Computing may itself be a complex world for many, but classical computational complexity is an area literally booming with research. Quantum computers add a new dimension to this field in the form of quantum complexity. Now, a major problem concerning quantum computing has been settled by Ran Raz, professor at Princeton University, and Avishay Tal, now a post-doctoral fellow at Stanford University. “The quantum complexity world is rocking…” writes Lance Fortnow, Professor of Computer Science at Georgia Institute of Technology, in his blog, referring to the splash made by a paper posted online on May 31 in the Weizmann Institute website.
Now what could be so exciting? It’s a complex story that begins with complexity classes. First, computing problems have degrees of hardness associated with them. The class in which you place a problem is related to the efficiency of the algorithm used to solve it, namely, the number of operations a computer must make to arrive at the solution.
Think of a set of Russian Matrioshka dolls: the biggest doll contains a smaller one which in turn contains a smaller one and so on. The hierarchy of complexity classes can be viewed as a set of Matrioshka dolls.
The smallest doll here is the set P of problems for which there are known efficient, ‘polynomial time’ algorithms. One such example is matrix multiplication. As the size of the matrices increase, the time taken to multiply them using a classical algorithm increases as a polynomial function of the size of the matrices. Linear programming is another problem in P.
A larger doll containing P is the set NP. While algorithms that solve problems in NP are not yet known, efficient algorithms that can verify whether a proposed solution is a correct answer do exist.A typical problem in the NP class is a version of the travelling salesperson problem: Given pairwise distances between ‘n’ cities, we ask if there is a route to visit every city just once so that only ‘L’ litres of petrol are spent.
A still larger doll, or a class that contains all the above-mentioned classes, is PH, which stands for polynomial hierarchy.

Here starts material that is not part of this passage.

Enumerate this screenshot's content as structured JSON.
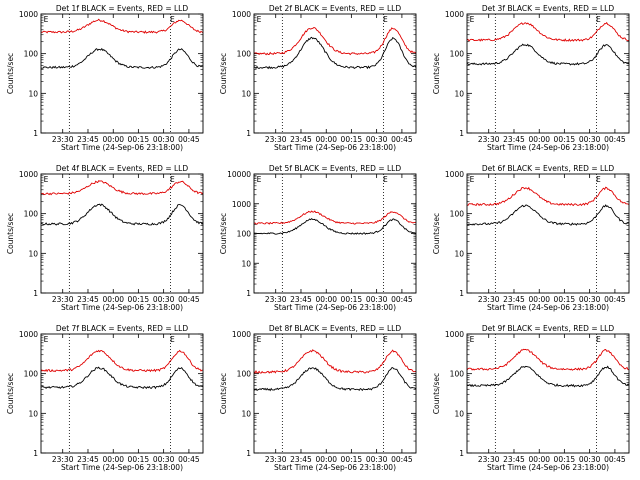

The analogy of Matrioshka dolls must be taken carefully though, because it is still not known whether the problems in NP have efficient algorithms that can solve them. Hence, whether P equals NP is an open problem. Indeed, it is a millennium problem in the Clay Institute’s list. If someone shows that the classes all have polynomial time algorithms, there could be a great complexity crunch!
Into this hierarchy of Matrioshka dolls comes the class BQP which consists of all the problems that can be solved efficiently by a quantum computer. For ‘efficiently’ read ‘in polynomial time’.
The question is will this class BQP fit into the classical hierarchy or will it be disjoint? In the analogy of Matrioshka dolls, will it have a different shape, so that it won’t fit in somewhere in between the class PH and NP?
An outright answer to this question is difficult, but scientists invoke the concept of an oracle. An oracle is a device that will give an answer to a query about the solution of the problem – like the master gives answers in a ‘twenty questions’ game. The more the number of queries posed to the oracle, the more the ‘time’ taken to solve the problem.
Quantum and tractable
Raz and Tal invoke an oracle, in the presence of which they have shown that there are problems in BQP which are not in PH. Using clues provided by an oracle, some problems in BQP can be solved in polynomial time. Even with the clues, the problems would take much, much longer on a classical computer. This is called an ‘oracle separation’ between BQP and PH.
This is a big result because, as Raz puts it, “Our result shows that relative to some oracles, for some computational problems, quantum algorithms are more efficient than the entire classical polynomial hierarchy.” Alternatively, as Lance Fortnow explains in his blog, this result can be seen “as an indication that even in a world where P=NP (and even if integer factoring is easy), quantum algorithms might still have an edge over classical computation,” explains Tal in an email.
The duo uses a concept called ‘forrelation’ that was introduced by computer scientist Scott Aaronson of University of Texas at Austin, in the context of this very problem, a few years ago.
At a talk at Stanford's theory seminar in May 2018, computer scientist Pooya Hatami described his recent work on pseudo-random generators, jointly with Chattopadhyay, Hosseini and Lovett, and something clicked. “One lemma drew my attention and I thought about it for a few days, looked at the proof, and tried to understand its power. I then realised that this is exactly what we were missing,” says Tal.
“The Raz and Tal work is a great theoretical result, solving a 25-year-old problem in quantum complexity theory,” says V Arvind, complexity theory expert and director of Institute of Mathematical Sciences, Chennai.
“It is not clear to me if we can infer something new from this result about the power of quantum computing in practice. A similar result showing an oracle separation of BQP from NP was shown several years ago, using much simpler techniques. And anything practical we might want to infer is already implied by the earlier result,” he adds.